Oyun hazırlığında olmam. Doğum sancısından beter. Kostüm,dekor,ezber,mizansen ve tüm bunların kısa bir zamanda gerçekleşip gerçekleşmeyeceğini bilmemek canımı sıkıyor.
Onun hiçbirşey olmamış gibi davranması.
Acaba oda benim düşünüyor mu demekten kendimi alamam.

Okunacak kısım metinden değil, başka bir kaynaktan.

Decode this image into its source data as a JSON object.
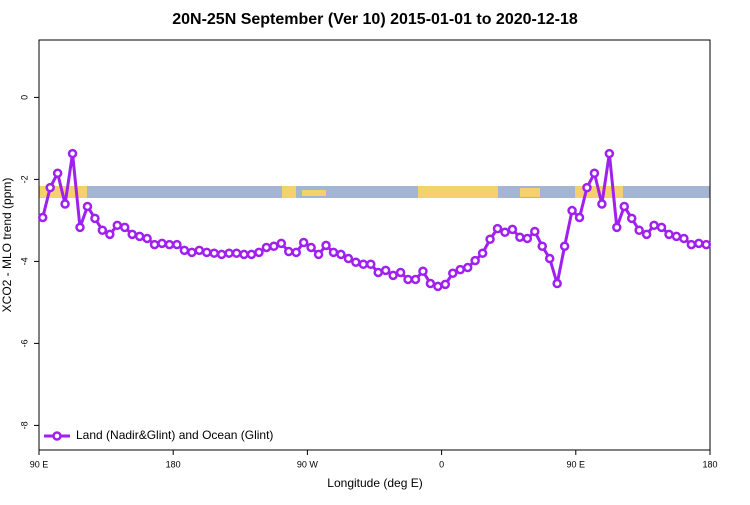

Yanlışı ben mi yaptım acaba demem.
Kafamda daha taze oluşan ''bir insanı gerçekten sevmeye hazır mıyım'' sorusu.
Kısacası '' o''.
az önce semtin en popüler cafelerinden birine gittim, unutamadığım ilk aşkım eski sevgilimi gördüm, o beni pek umursamadı, kuru bir merhabalaşma bile yaşayamadık hemen arkasındaki masaya gittim oturdum, ama yok en ufak bir tepki bile yok ne kalkıp unutamadım lan ben seni diyebildim, ne de 4 yılıma tecavüz ettin ne oldu eline ne geçti diyebildim. Şimdi evime girdim odama geçtim, zülfü livaneli gözlerini açtım, Allah yardımcım olsun kendimi yiyorum.
mehmet ali birandın ölümü, babamın işindeki sıkıntılar, dedemin hastalığı, sevdiğim insanın yanımda olmaması, dost sandığım çoğu insanın orospu çocuğu çıkması vs.. baya baya mutsuzmuşum ya ben.
bir türlü kendimi sevdiremiyorum. tamam zorla olmaz biliyorum ama napayım istiyorum biri olsun mutlu etsin beni hep yanımda olsun beraber aşalım bir şeyleri şu an etrafımdakileri anlatsam evet o kadar çok ki ama biri bile mutlu etmiyor. kimseden hayır gelmiyor ne yazık ki. kendi içinde bulcaksın mutluluğu. arıyorum ve emin adımlarla ilerliyorum. seni bulacağım.